Chad Kammerude entered a plea of guilty to the charge of conspiring to distribute 100 kilograms or more of marijuana within 1000 feet of a playground after having previously been convicted of a felony drug offense. The district court1 sentenced Kammerude to 110-months’ imprisonment, the bottom of the calculated Guidelines range. Kammerude appeals. We affirm.
We review interpretation of the Guidelines de novo and a district court’s *520application of the Guidelines to the facts for clear error. United States v. Yarrington, 634 F.3d 440, 451 (8th Cir.2011). As he did at sentencing, Kammerude challenges the imposition of one criminal history point under United States Sentencing Guidelines (U.S.S.G.) § 4A1.2(c), imposed because of a 2003 state conviction for “driving while barred, habitual offender,” for which he was sentenced to two days in jail. Kammerude claims that it is possible that an offense can be a “felony” for purposes of § 4A1.2(o), yet also fall within the group of offenses excluded under § 4A1.2(c)(l), thus creating an ambiguity that requires resolution in his favor. The district court overruled the objection.
Section 4A1.2(c)(l) of the Guidelines discusses which sentences should be counted and excluded in the criminal history computation. It provides, in part:
Sentences for all felony offenses are counted. Sentences for misdemeanor and petty offenses are counted, except as follows:
(1) Sentences for the following prior offenses and offenses similar to them, by whatever name they are known, are counted only if (A) the sentence was a term of probation of more than one year or a term of imprisonment of at least thirty days, or (B) the prior offense was similar to an instant offense:
Careless of reckless driving ... Driving without a license or with a revoked or suspended license....
Section 4A1.2(o) defines the term “felony offense.” It provides: “[f]or the purposes of § 4A1.2(c), a ‘felony offense’ means any federal, state, or local offense punishable by death or a term of imprisonment exceeding one year, regardless of the actual sentence imposed.”

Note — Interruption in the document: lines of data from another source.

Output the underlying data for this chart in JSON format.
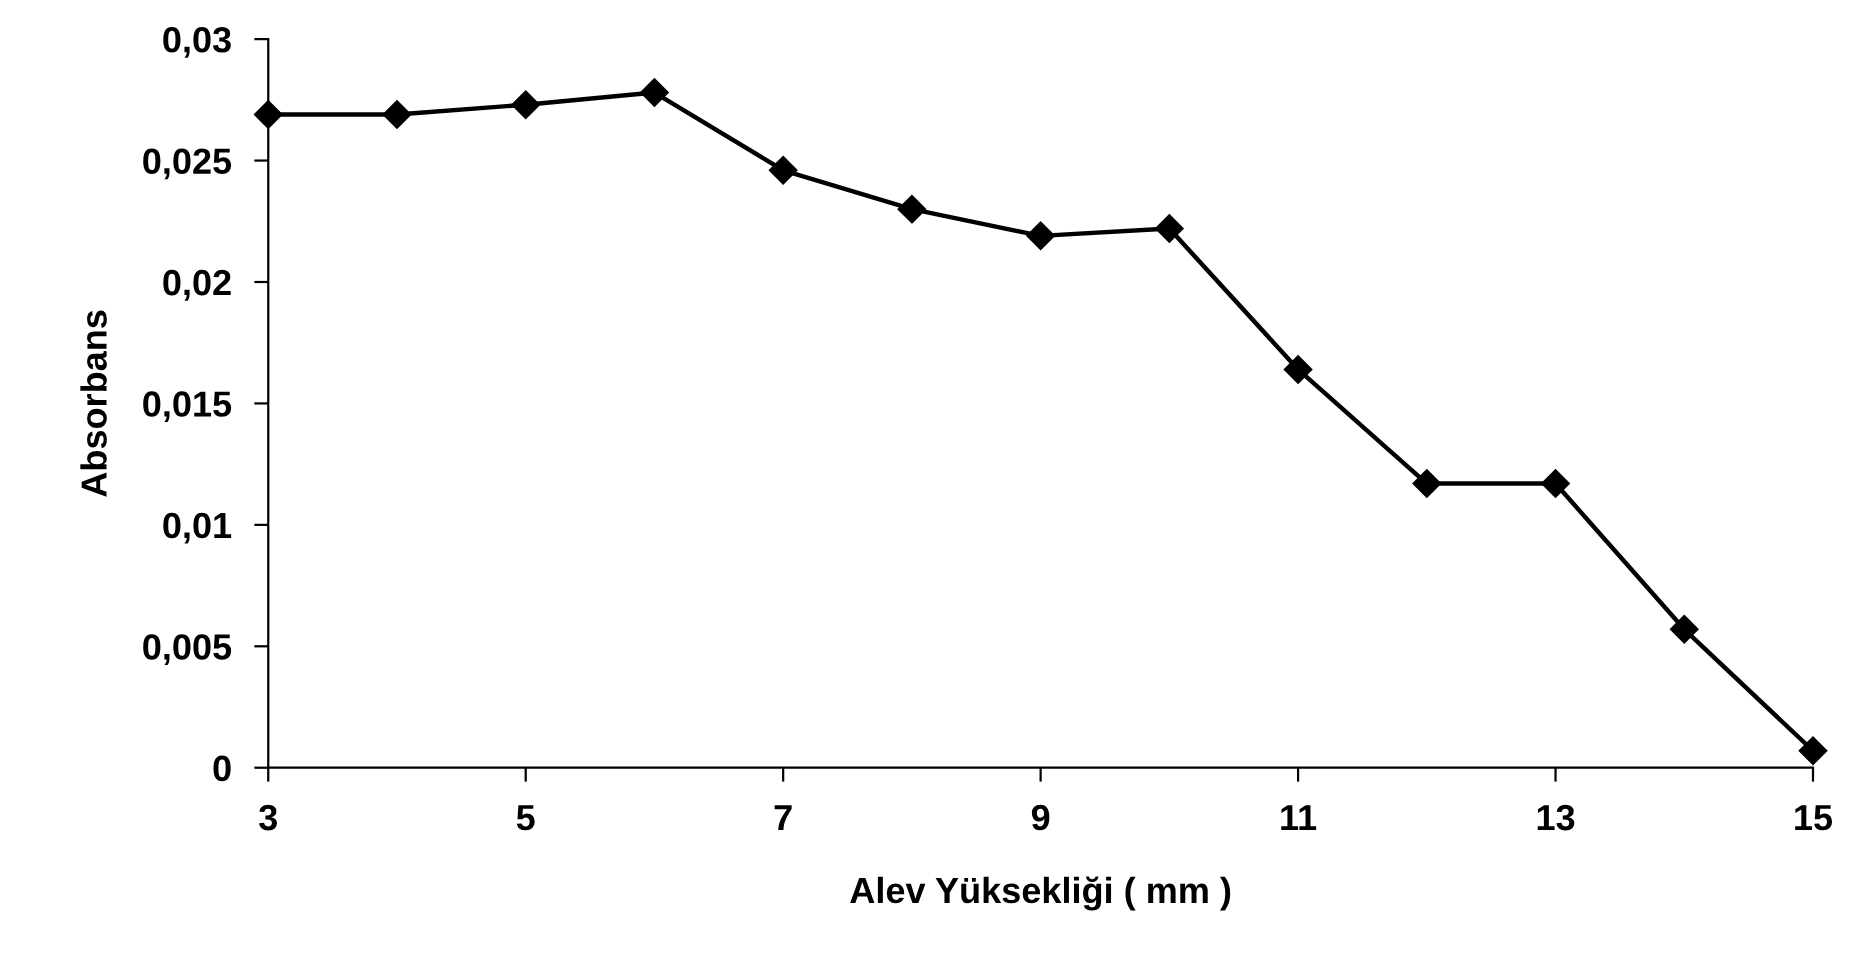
{
  "chart_data": {
    "type": "line",
    "xlabel": "Alev Yüksekliği ( mm )",
    "ylabel": "Absorbans",
    "x": [
      3,
      4,
      5,
      6,
      7,
      8,
      9,
      10,
      11,
      12,
      13,
      14,
      15
    ],
    "series": [
      {
        "color": "#000000",
        "values": [
          0.0269,
          0.0269,
          0.0273,
          0.0278,
          0.0246,
          0.023,
          0.0219,
          0.0222,
          0.0164,
          0.0117,
          0.0117,
          0.0057,
          0.0007
        ]
      }
    ],
    "xlim": [
      3,
      15
    ],
    "xticks": [
      3,
      5,
      7,
      9,
      11,
      13,
      15
    ],
    "ylim": [
      0,
      0.03
    ],
    "yticks": [
      {
        "value": 0,
        "label": "0"
      },
      {
        "value": 0.005,
        "label": "0,005"
      },
      {
        "value": 0.01,
        "label": "0,01"
      },
      {
        "value": 0.015,
        "label": "0,015"
      },
      {
        "value": 0.02,
        "label": "0,02"
      },
      {
        "value": 0.025,
        "label": "0,025"
      },
      {
        "value": 0.03,
        "label": "0,03"
      }
    ],
    "marker": "diamond",
    "line_style": "solid",
    "grid": false
  }
}
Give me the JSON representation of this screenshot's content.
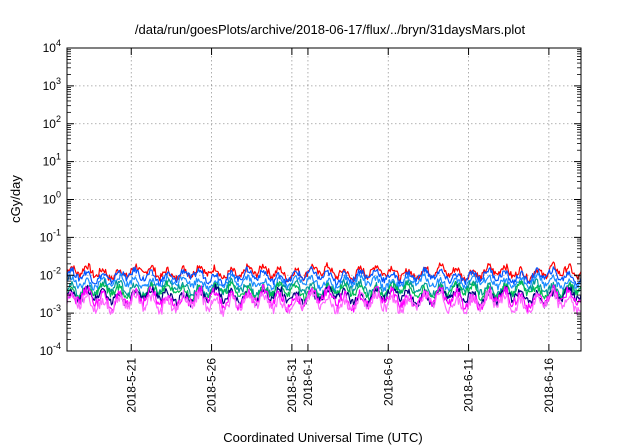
{
  "chart_data": {
    "type": "line",
    "title": "/data/run/goesPlots/archive/2018-06-17/flux/../bryn/31daysMars.plot",
    "xlabel": "Coordinated Universal Time (UTC)",
    "ylabel": "cGy/day",
    "y_scale": "log",
    "ylim": [
      0.0001,
      10000
    ],
    "xlim": [
      "2018-05-17",
      "2018-06-18"
    ],
    "grid": true,
    "legend": "none",
    "y_ticks": [
      {
        "base": "10",
        "exp": "-4"
      },
      {
        "base": "10",
        "exp": "-3"
      },
      {
        "base": "10",
        "exp": "-2"
      },
      {
        "base": "10",
        "exp": "-1"
      },
      {
        "base": "10",
        "exp": "0"
      },
      {
        "base": "10",
        "exp": "1"
      },
      {
        "base": "10",
        "exp": "2"
      },
      {
        "base": "10",
        "exp": "3"
      },
      {
        "base": "10",
        "exp": "4"
      }
    ],
    "x_ticks": [
      {
        "date": "2018-05-21",
        "label": "2018-5-21"
      },
      {
        "date": "2018-05-26",
        "label": "2018-5-26"
      },
      {
        "date": "2018-05-31",
        "label": "2018-5-31"
      },
      {
        "date": "2018-06-01",
        "label": "2018-6-1"
      },
      {
        "date": "2018-06-06",
        "label": "2018-6-6"
      },
      {
        "date": "2018-06-11",
        "label": "2018-6-11"
      },
      {
        "date": "2018-06-16",
        "label": "2018-6-16"
      }
    ],
    "series": [
      {
        "color": "#ff0000",
        "approx_level": 0.012,
        "amplitude": 0.22
      },
      {
        "color": "#0055ff",
        "approx_level": 0.0095,
        "amplitude": 0.2
      },
      {
        "color": "#1a8cff",
        "approx_level": 0.0065,
        "amplitude": 0.2
      },
      {
        "color": "#009999",
        "approx_level": 0.0045,
        "amplitude": 0.22
      },
      {
        "color": "#00bb55",
        "approx_level": 0.0038,
        "amplitude": 0.22
      },
      {
        "color": "#000080",
        "approx_level": 0.0028,
        "amplitude": 0.25
      },
      {
        "color": "#ff00ff",
        "approx_level": 0.0024,
        "amplitude": 0.3
      },
      {
        "color": "#ff66ff",
        "approx_level": 0.0019,
        "amplitude": 0.3
      }
    ]
  }
}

The “driving while barred” offense at issue here is called an “aggravated misdemeanor” in- the Iowa Code but is punishable by up to two years’ imprisonment. See Iowa Code §§ 321.561 & 903.1(2). Kamme-rude claims that herein lies the ambiguity — while § 4A1.2(c) states that sentences for all felony offenses are counted, a prior offense similar to driving with a revoked license is only counted if the sentence was a term of probation of more than one year or a term of imprisonment of at least thirty days. He claims this leads to conflicting results. However, our precedent settles the matter. We have previously determined that “an Iowa conviction for an aggravated misdemeanor is treated as a felony offense for purposes of § 4A1.2(c).” United States v. Phillips, 633 F.3d 1147, 1148 (8th Cir.2011). “And, unlike misdemeanors, all felony offenses are included in the calculation of a defendant’s criminal history.” Id.; U.S.S.G. § 4A1.2(c)(1). We therefore agree with the district court’s calculation.
Kammerude also claims that the district court failed to give its reasoning for adopting the government’s suggested two-level reduction. Kammerude had a calculated Guidelines offense level of 28 with a criminal history category of V (130-162 months). The government moved under § 5K1.1 and 18 U.S.C. § 3553(e) for a two-level reduction based on Kammerude’s substantial assistance. Kammerude advocated for an eight-level reduction for his cooperation. The district court heard from both sides on the issue and granted the government’s motion, applying a two-level reduction. Accordingly, the calculated Guidelines sentence based on an offense level of 26 and a criminal history category of V was 110 to 137 months. Kammerude received a sentence of 110 months.
“[W]e will generally not review a decision not to grant a downward departure unless the district court had an unconstitutional motive or erroneously thought that it was without authority to grant the de*521parture.” United States v. Heath, 624 F.3d 884, 888 (8th Cir.2010) (quotation omitted), cert. denied, — U.S. -, 131 S.Ct. 2164, 179 L.Ed.2d 937 (2011). Kam-merude does not directly challenge the extent of the downward departure here, but rather seeks a remand so that the district court can “exercise appropriate discretion.” Kammerude claims that the court “gave no reason” for its downward departure and he is thus unable to discern whether the district court actually exercised its discretion. However, not only does the sentencing colloquy belie this argument, critically lacking from Kamme-rude’s argument regarding the departure is any allegation of an unconstitutional motive on the part of the district court, or any support for his claim that a particular level of specificity is required from the district court on this point. See United States v. Wisecarver, 644 F.3d 764, 774 (8th Cir.2011) (reiterating that we presume that a district court has considered all facts and is aware of all arguments presented to it at sentencing), cert. denied, — U.S. -, 132 S.Ct. 533, — L.Ed.2d -, 2011 WL 4459826 (2011). We therefore affirm.